Le patronage accordé par le gouvernement de la compagnie à l’éducation, exclusivement orientale était sans doute d’une politique sage et prévoyante. Aux premiers jours de la conquête, il était in dispensable de ménager les seuls sentimens violens des natifs, de témoigner par des actes que la poignée d’Européens à laquelle une fortune inouïe avait remis le sort de ces vastes contrées n’entendait pas substituer sa religion aux religions établies. L’avenir de la domination anglaise ne pouvait être assuré qu’à ce prix. Toutefois ce système soulevait une objection fondamentale : il propageait à plaisir des sciences et des religions également fausses, il se bornait en un mot à continuer, en le faisant toutefois moins bien, ce qu’avaient fait les empereurs de Dehli, et ce vice radical du système, les passions politiques et religieuses ne manquèrent pas de l’exploiter, comme un sujet redoutable d’accusation, dans toutes les luttes qui s’engagèrent contre l’ascendant de la compagnie des Indes.

Il existe en Angleterre une influence occulte, fatale en plus d’une circonstance à la fortune publique, mais toujours d’un grand poids dans les destinées du pays : c’est l’influence de ce parti moitié religieux, moitié politique, qui, de son quartier-général d’Exeter-Hall, inonde l’univers de ses missionnaires et de ses bibles polyglottes et au rabais. Habiles à exploiter les passions populaires, les saints devaient dès l’origine se poser en adversaires de la politique de l’honorable compagnie des Indes. Au renouvellement de la charte de la compagnie, en 1793, le représentant le plus considérable et le plus ardent des sociétés bibliques, M. Wilberforce, formula leurs exigences dans la question complexe de l’éducation publique et de la propagande chrétienne, en proposant au parlement d’obliger le gouvernement de la compagnie à entretenir des missionnaires chargés de répandre dans ses domaines les vérités chrétiennes. Le parlement n’accepta pas ces mesures trop hâtives, et le bill de M. Wilberforce fut rejeté à une immense majorité. Cet échec ne découragea pas les missions évangéliques, et leurs efforts pour prendre pied sur la terre promise de l’Inde furent couronnés d’un certain succès sous l’administration du marquis de Wellesley. Ce fut ce grand homme d’état qui le premier autorisa la distribution des traductions bibliques dans les domaines de la compagnie en disant « qu’un chrétien ne pouvait pas faire moins, et qu’un gouverneur anglais ne pouvait pas faire plus, » paroles marquées au triple sceau de la sagacité politique, du patriotisme et d’un véritable esprit religieux.

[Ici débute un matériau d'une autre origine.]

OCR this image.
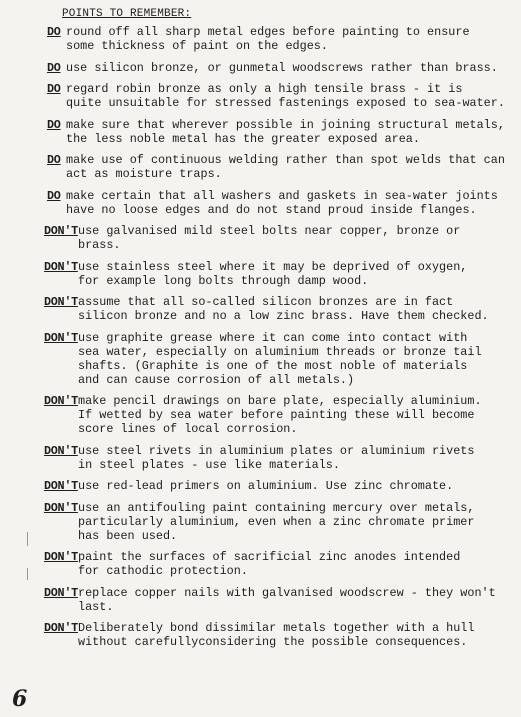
POINTS TO REMEMBER:
DO round off all sharp metal edges before painting to ensure
some thickness of paint on the edges.
DO use silicon bronze, or gunmetal woodscrews rather than brass.
DO regard robin bronze as only a high tensile brass - it is
quite unsuitable for stressed fastenings exposed to sea-water.
DO make sure that wherever possible in joining structural metals,
the less noble metal has the greater exposed area.
DO make use of continuous welding rather than spot welds that can
act as moisture traps.
DO make certain that all washers and gaskets in sea-water joints
have no loose edges and do not stand proud inside flanges.
DON'T use galvanised mild steel bolts near copper, bronze or
brass.
DON'T use stainless steel where it may be deprived of oxygen,
for example long bolts through damp wood.
DON'T assume that all so-called silicon bronzes are in fact
silicon bronze and no a low zinc brass. Have them checked.
DON'T use graphite grease where it can come into contact with
sea water, especially on aluminium threads or bronze tail
shafts. (Graphite is one of the most noble of materials
and can cause corrosion of all metals.)
DON'T make pencil drawings on bare plate, especially aluminium.
If wetted by sea water before painting these will become
score lines of local corrosion.
DON'T use steel rivets in aluminium plates or aluminium rivets
in steel plates - use like materials.
DON'T use red-lead primers on aluminium. Use zinc chromate.
DON'T use an antifouling paint containing mercury over metals,
particularly aluminium, even when a zinc chromate primer
has been used.
DON'T paint the surfaces of sacrificial zinc anodes intended
for cathodic protection.
DON'T replace copper nails with galvanised woodscrew - they won't
last.
DON'T Deliberately bond dissimilar metals together with a hull
without carefullyconsidering the possible consequences.
6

Ces concessions faites aux sociétés évangéliques ne furent néanmoins que temporaires, et furent bientôt suivies de mesures prohibitives d’une rigueur inutile qui justifiaient presque les accusations violentes dont le parti des saints poursuivait la politique timorée du gouvernement de la compagnie. À propos d’un pamphlet écrit en langue persane et imprimé dans l’établissement danois de Serampour, où les erreurs de la religion mahométane étaient exposées et flétries, le conseil suprême de l’Inde crut devoir proclamer la patrie en danger, et défendre sous les peines les plus sévères les publications ou les prédications religieuses ayant pour but de démontrer la fausseté des croyances natives. Comme pour donner plus d’éclat à ces mesures prohibitives, de nouveaux encouragemens furent accordés aux établissemens destinés à propager les sciences orientales et l’idolâtrie. Aux institutions admises déjà à jouir des bienfaits du gouvernement, l’on ajouta les deux collèges mahométans de Bhaugulpore et de Juanpore. Ce furent là les derniers pas faits dans un système rétrograde que l’intérêt de la chose publique ne justifiait plus. Le temps, des guerres heureuses, la sagesse d’hommes d’état éminens, avaient affermi l’édifice de la domination anglaise dans l’Inde. Une expérience de plus de cinquante années de tolérance avait appris aux populations qu’elles n’avaient point à craindre qu’un système violent de propagande religieuse fût soutenu par les conquérans étrangers. L’appui exclusivement réservé aux sciences et aux religions natives n’était donc plus qu’un anachronisme, une concession faite à des chimères et à la routine. Aussi, au renouvellement de la charte en 1813, le parlement, sous la pression de l’agitation religieuse qui embrasa toutes les provinces du royaume-uni, supprima dans la nouvelle constitution de la compagnie tous les empêchemens qui avaient été accumulés jusque-là pour empêcher la propagation de la foi chrétienne et des sciences modernes dans l’Inde.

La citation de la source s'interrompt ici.